The German Workers' Party (Deutsche Arbeiterpartei, DAP), which would become the Nazi Party, was founded on January 5, 1919.

Hitler's membership card in the DAP

When in 1919 Adolf Hitler  joined the the German Workers' Party (Deutsche Arbeiterpartei, DAP) the predecessor of the Nazi Party, he was member number 555. However, he was only the fifty-fifth member of the party as they started counting membership at 500 to give the impression they were a much larger party.

The term National Socialist—or Nazi, for short—was added to the name of the German Workers' Party on February 24, 1920 the year after it was founded. On the day it was renamed, swiftly-rising new member Adolf Hitler outlined the party's official platform before 2,000 people, its largest audience yet.

During the Great Depression, millions of jobless voters joined the Nazi party, and in 1932 it became the largest bloc in the Reichstag.

Hitler with Nazi Party members in 1930

In the election of March 5, 1933: the Nazis received 43.9% of the popular vote and 288 seats in the Reichstag out of a total of 647 seats. It was their best ever result.

All German political parties — except the Nazi Party — were outlawed on July 14, 1933.

Hitler believed that Christianity was a religion fit only for the lowest of the low and detested its ethics. Those Protestants who were critical of the anti-Jewish totalitarian Nazi German Government were oppressed. In 1935, 700 church pastors were arrested.
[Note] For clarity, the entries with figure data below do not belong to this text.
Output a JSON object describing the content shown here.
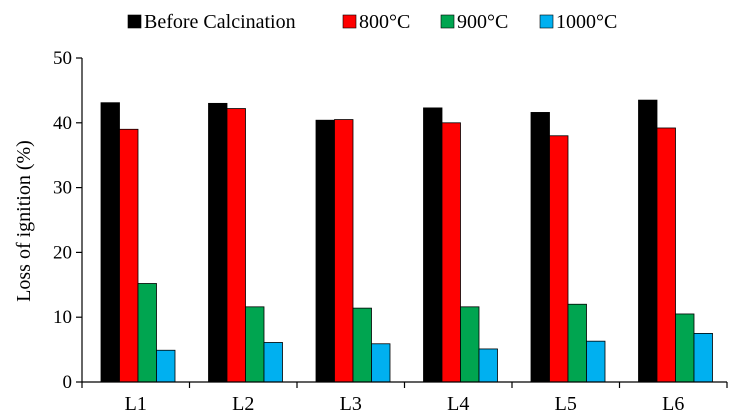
{
  "chart_data": {
    "type": "bar",
    "categories": [
      "L1",
      "L2",
      "L3",
      "L4",
      "L5",
      "L6"
    ],
    "series": [
      {
        "name": "Before Calcination",
        "color": "#000000",
        "values": [
          43.1,
          43.0,
          40.4,
          42.3,
          41.6,
          43.5
        ]
      },
      {
        "name": "800°C",
        "color": "#ff0000",
        "values": [
          39.0,
          42.2,
          40.5,
          40.0,
          38.0,
          39.2
        ]
      },
      {
        "name": "900°C",
        "color": "#00a550",
        "values": [
          15.2,
          11.6,
          11.4,
          11.6,
          12.0,
          10.5
        ]
      },
      {
        "name": "1000°C",
        "color": "#00b0f0",
        "values": [
          4.9,
          6.1,
          5.9,
          5.1,
          6.3,
          7.5
        ]
      }
    ],
    "ylabel": "Loss of ignition (%)",
    "xlabel": "",
    "ylim": [
      0,
      50
    ],
    "yticks": [
      0,
      10,
      20,
      30,
      40,
      50
    ],
    "grid": false,
    "legend_position": "top"
  }
}
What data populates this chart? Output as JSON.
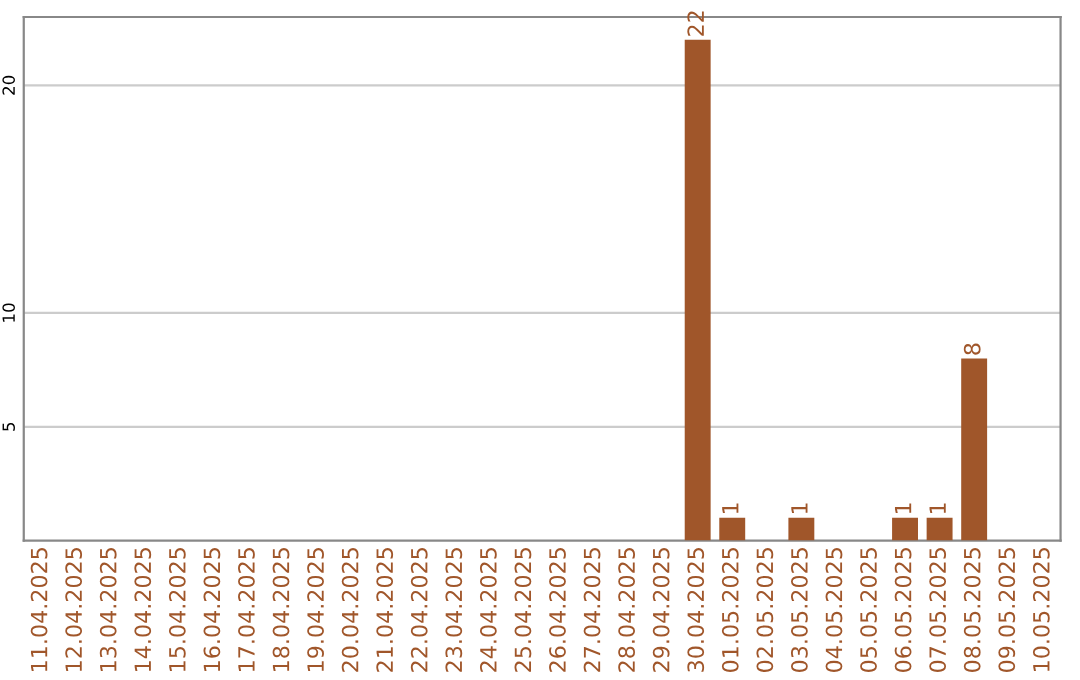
{
  "chart_data": {
    "type": "bar",
    "categories": [
      "11.04.2025",
      "12.04.2025",
      "13.04.2025",
      "14.04.2025",
      "15.04.2025",
      "16.04.2025",
      "17.04.2025",
      "18.04.2025",
      "19.04.2025",
      "20.04.2025",
      "21.04.2025",
      "22.04.2025",
      "23.04.2025",
      "24.04.2025",
      "25.04.2025",
      "26.04.2025",
      "27.04.2025",
      "28.04.2025",
      "29.04.2025",
      "30.04.2025",
      "01.05.2025",
      "02.05.2025",
      "03.05.2025",
      "04.05.2025",
      "05.05.2025",
      "06.05.2025",
      "07.05.2025",
      "08.05.2025",
      "09.05.2025",
      "10.05.2025"
    ],
    "values": [
      0,
      0,
      0,
      0,
      0,
      0,
      0,
      0,
      0,
      0,
      0,
      0,
      0,
      0,
      0,
      0,
      0,
      0,
      0,
      22,
      1,
      0,
      1,
      0,
      0,
      1,
      1,
      8,
      0,
      0
    ],
    "value_labels": [
      null,
      null,
      null,
      null,
      null,
      null,
      null,
      null,
      null,
      null,
      null,
      null,
      null,
      null,
      null,
      null,
      null,
      null,
      null,
      "22",
      "1",
      null,
      "1",
      null,
      null,
      "1",
      "1",
      "8",
      null,
      null
    ],
    "color": "#a0562a",
    "ylim": [
      0,
      23
    ],
    "yticks": [
      5,
      10,
      20
    ],
    "grid": "y",
    "legend": false
  }
}
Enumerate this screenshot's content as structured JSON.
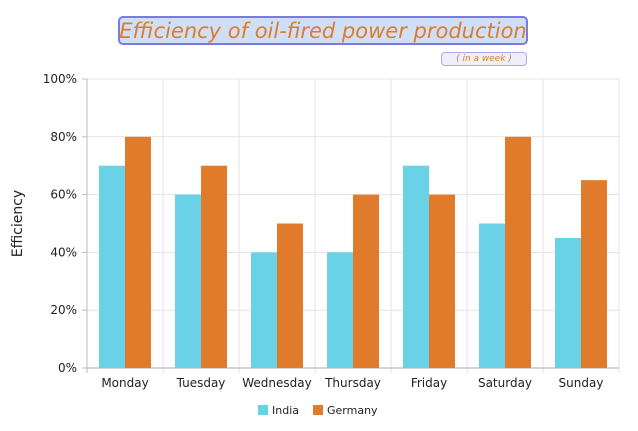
{
  "chart_data": {
    "type": "bar",
    "title": "Efficiency of oil-fired power production",
    "subtitle": "( in a week )",
    "ylabel": "Efficiency",
    "xlabel": "",
    "categories": [
      "Monday",
      "Tuesday",
      "Wednesday",
      "Thursday",
      "Friday",
      "Saturday",
      "Sunday"
    ],
    "series": [
      {
        "name": "India",
        "color": "#6ad2e6",
        "values": [
          70,
          60,
          40,
          40,
          70,
          50,
          45
        ]
      },
      {
        "name": "Germany",
        "color": "#e07b2b",
        "values": [
          80,
          70,
          50,
          60,
          60,
          80,
          65
        ]
      }
    ],
    "ylim": [
      0,
      100
    ],
    "yticks": [
      "0%",
      "20%",
      "40%",
      "60%",
      "80%",
      "100%"
    ],
    "grid": true,
    "legend_position": "bottom"
  }
}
There were several Nazi summer camps established across the US by the German American Bund. These camps aimed to indoctrinate young German-Americans with Nazi ideology while seemingly offering a fun summer experience with activities like swimming and crafts.

In 1939, 20,000 people attended a Nazi rally at Madison Square Garden in New York City.

Nazi Germany labor force was 25% slaves. Among the slave laborers in the occupied territories, hundreds of thousands were used by leading German corporations including Thyssen, Krupp, IG Farben, Bosch, Blaupunkt, Daimler-Benz, Demag, Henschel, Junkers, Messerschmitt, Siemens, and Volkswagen.

The defeat of Germany in World War II marked the end of the Nazi Germany era. The party was formally abolished on October 10, 1945 by the Allied Control Council.

24 Nazi leaders went on trial before an international war crimes tribunal at the Palace of Justice at Nuremberg on November 20, 1945. Not included were Adolf Hitler, Heinrich Himmler, and Joseph Goebbels, all of whom had committed suicide in the spring of 1945.

Defendants in the dock at the Nuremberg trials.

George Lincoln Rockwell, founder of the American Nazi Party, was shot and killed in Arlington, Virginia on August 25, 1967. Hearing of his son's death, Rockwell's father said: "I am not surprised at all. I've expected it for quite some time."

FUN FACTS

When the Nazis designated the Beer Hall Putsch site as "sacred" and made it compulsory for citizens to do the Nazi salute when passing-by, as a form of passive resistance, people would take a detour alley that is nicknamed "Shirker's Lane", bypassing the beer hall completely.

High-ranking Nazi's tried for war crimes were given IQ tests. Top score was 143.

The Nazi SS uniform was designed by Hugo Boss (1885-1948). The German fashion designer was a Nazi party member from 1931.

Victor Klemperer, Professor of Literature at the Dresden University of Technology, wrote a book that analyzed how Nazis introduced a nearly Orwellian kind of German language. Examples are: "crisis" for defeat, "connection" (Anschluss) for annexation, and "enhanced interrogation" for torture.